If I could do one thing differently…
When the first bus pulled away from the stop without me on it, I knew at once that this was about to be one of those days people always say their mothers warned them about, which just goes to show you how many people actually listen to their mothers.

I knew it was hopeless. If, on the off chance that one of the buses dispatched from the station ever returned to take me to my destination (which was, in fact, the very station to which I was previously referring, hence why I chose to maintain polite scepticism at it ever returning at all, because public buses don’t work like that), I would probably end up detained by a lynch mob of angry mothers who would demand to know exactly what I was doing outside on a day like today, when it was clearly the wrong thing to do.
You’re probably thinking one thing right now, and you’re absolutely right.

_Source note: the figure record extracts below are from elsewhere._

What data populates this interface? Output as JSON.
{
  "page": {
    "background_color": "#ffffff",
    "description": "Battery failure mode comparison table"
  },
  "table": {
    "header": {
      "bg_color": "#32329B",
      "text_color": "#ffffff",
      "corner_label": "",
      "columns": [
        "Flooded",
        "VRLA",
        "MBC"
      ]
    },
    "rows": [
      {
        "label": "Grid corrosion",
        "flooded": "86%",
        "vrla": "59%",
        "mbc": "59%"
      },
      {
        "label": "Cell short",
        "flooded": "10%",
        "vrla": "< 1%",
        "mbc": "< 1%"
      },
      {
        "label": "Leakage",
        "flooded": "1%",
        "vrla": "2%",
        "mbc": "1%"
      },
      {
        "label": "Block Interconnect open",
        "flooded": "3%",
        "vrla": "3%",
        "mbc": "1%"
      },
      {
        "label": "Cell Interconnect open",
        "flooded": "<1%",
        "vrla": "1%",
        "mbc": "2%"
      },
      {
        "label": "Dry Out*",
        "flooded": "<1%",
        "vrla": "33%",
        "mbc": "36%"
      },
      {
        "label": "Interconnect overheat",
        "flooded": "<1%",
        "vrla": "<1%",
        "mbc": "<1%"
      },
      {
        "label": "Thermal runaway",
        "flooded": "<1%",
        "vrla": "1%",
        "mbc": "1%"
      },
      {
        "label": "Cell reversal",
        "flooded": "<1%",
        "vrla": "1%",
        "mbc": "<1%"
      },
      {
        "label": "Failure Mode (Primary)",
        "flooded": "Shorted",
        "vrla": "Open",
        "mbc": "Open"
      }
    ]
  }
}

It was, clearly, the wrong thing to do.

Once you have missed a bus where I live, you might as well move to another city because a bus will never come on time for you ever again.
Hell, I thought, I’m a go-getter. I can tempt fate. I decided, in the end, to keep my appointment. No sooner had I resolved to do this than another bus, emblazoned with the number of the bus I’d just determined I missed, cheerfully approached me from the distant horizon. I could see the driver cheerfully silhouetted inside, and he gave me a cheerful wave.
Then, he cheerfully drove by the the bus stop, made a “California stop” (which doesn’t include any actual stopping and makes me think that maybe time moves in reverse down in California, except I’ve been there and that’s way too normal for them), and kept on cheerfully driving down the road.
It is a little known fact that modern day bus transport is a direct evolutionary descendant of a form of torture that our Neanderthal cousins outlawed because it was too cruel a punishment to even be given a name, let alone have in a place where people were at least civilised enough to know where to sit and which stick to use when poking someone important (hint: not on the right and not the big one). The object of this was to take the Neanderthal who was to be tortured and set him within a cluster of disreputable cavemen who happened to be riding aimlessly around the wastelands and stopping at every stop that wasn’t his. This would naturally drive the Neanderthal - quite literally - out of his head. Of course, all that’s left to do after that is assist in driving the next victim out of his head, and eventually just keep going until you either run out of sane people or invent Key West. (This has been postulated as the sole reason why politicians are especially fond of rallying support for public transport, because while being an ancient and all-powerful force, it could still benefit from being made more evil through civil engineering.)
Oddly, none of this struck down my optimism, which was admittedly far too cocky at this point, and determined that my next course of action was to track down a bus of my own, timetables be damned.
And so I did. It didn’t take too long, all things considered. “Hello?” I said, knocking patiently at the door. “Are you going to the transit centre?”
I held up my bus pass - patiently - and waited for the door to open.
“No,” mouthed the driver. She instructed some children to go to the back, which was an odd thing to do, I thought, if she wasn’t going to let me on. “Go away.”
Refusing to be disillusioned, I spoke calmly and slowly, illustrating how patient I had been and how patient I was willing to be. “This is a Yakima Bus Pass. Are you not,” I enunciated, “a Yakima Bus?”
“Nope,” said the driver, and drove her school bus away.
If I weren’t such a stable person, I’d end up with a complex.
My last effort to catch a bus was actually quite successful, but it turned out to be because I was no longer trying to catch a particular bus; any bus would do. Hey, you have to take your victories where you can get ‘em. The bus cheerfully took me ten miles opposite the direction I wanted to go and then cheerfully disappeared, never to be heard from again, and especially not by the station.
The moral of this story? Listen to your mother. Just stay home.